12. Opt for annual payment.
Paying auto insurance as one lump sum rather than by monthly instalments can result in savings as policyholders can avoid being charged for interest or finance arrangement fees.
“Paying for your car insurance monthly can be beneficial, as it initially puts less financial stress on the policyholder,” Surex noted. “But if you pay for your car insurance on a monthly basis, you don’t get to take advantage of the potential savings.
“Car insurance companies prefer when policyholders pay for their coverage in one lump sum, as it negates the risk of the policyholder missing a payment. In turn, car insurance companies generally give drivers discounts if they pay for their coverage yearly.”

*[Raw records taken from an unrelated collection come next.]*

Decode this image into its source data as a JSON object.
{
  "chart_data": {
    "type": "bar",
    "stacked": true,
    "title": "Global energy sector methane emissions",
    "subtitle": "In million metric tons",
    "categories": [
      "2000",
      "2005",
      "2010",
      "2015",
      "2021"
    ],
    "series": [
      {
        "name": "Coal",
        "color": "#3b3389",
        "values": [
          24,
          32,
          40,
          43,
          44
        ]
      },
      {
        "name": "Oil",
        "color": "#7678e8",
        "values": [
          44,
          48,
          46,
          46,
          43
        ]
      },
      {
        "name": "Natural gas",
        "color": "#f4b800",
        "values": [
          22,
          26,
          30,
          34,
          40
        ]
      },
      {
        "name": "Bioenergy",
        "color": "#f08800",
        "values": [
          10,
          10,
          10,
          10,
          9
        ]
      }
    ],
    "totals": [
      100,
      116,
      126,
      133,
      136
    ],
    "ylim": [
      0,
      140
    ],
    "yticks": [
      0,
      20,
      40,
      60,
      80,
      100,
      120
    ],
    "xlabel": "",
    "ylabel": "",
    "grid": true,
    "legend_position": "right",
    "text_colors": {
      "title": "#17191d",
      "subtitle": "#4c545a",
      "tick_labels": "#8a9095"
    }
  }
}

13. Be conscious of your mileage.
The more time a driver spends on the road, the higher the likelihood of them getting into an accident. This, in turn, drives up insurance premiums.
“Your commute time is often the biggest determining factor in your annual mileage,” RATESDOTCA noted. “If you switch jobs and don’t have to drive as far, or decide to start taking public transit, let your insurance company know. A seemingly small reduction in driving each week can add up to big savings.”
14. Be smart about what you claim.
Each claim can have an impact on car insurance rates at the time of renewal. Because of this, ThinkInsure advised policyholders to be smart and strategic about when and what to claim to protect their risk rating and future premiums.
“Remaining claims-free is important to capitalize on savings,” the brokerage explained. “Be strategic about filing smaller claims. Considering your deductible amount, does it make sense to file a claim and risk an increase? Always assess your options before deciding to file a car insurance claim.”
15. Take advantage of discounts
Car insurance providers offer a range of discounts, which motorists can take advantage of to reduce their annual premiums. According to RATESDOTCA, the key is to “ask and you shall receive.”
“While car insurance premiums are not negotiable, hidden savings are sometimes available if you are a member of an auto club (like the CAA), a unionised worker, or a university alumnus,” the firm noted. “Ask about group discounts for specific memberships and see if any apply to you.
“Not eligible for a group discount? Discounts are sometimes offered for other reasons, too. Owning a hybrid or electric car, getting a good grade point average, or being a retiree are all examples of other discounts available at some insurance companies.”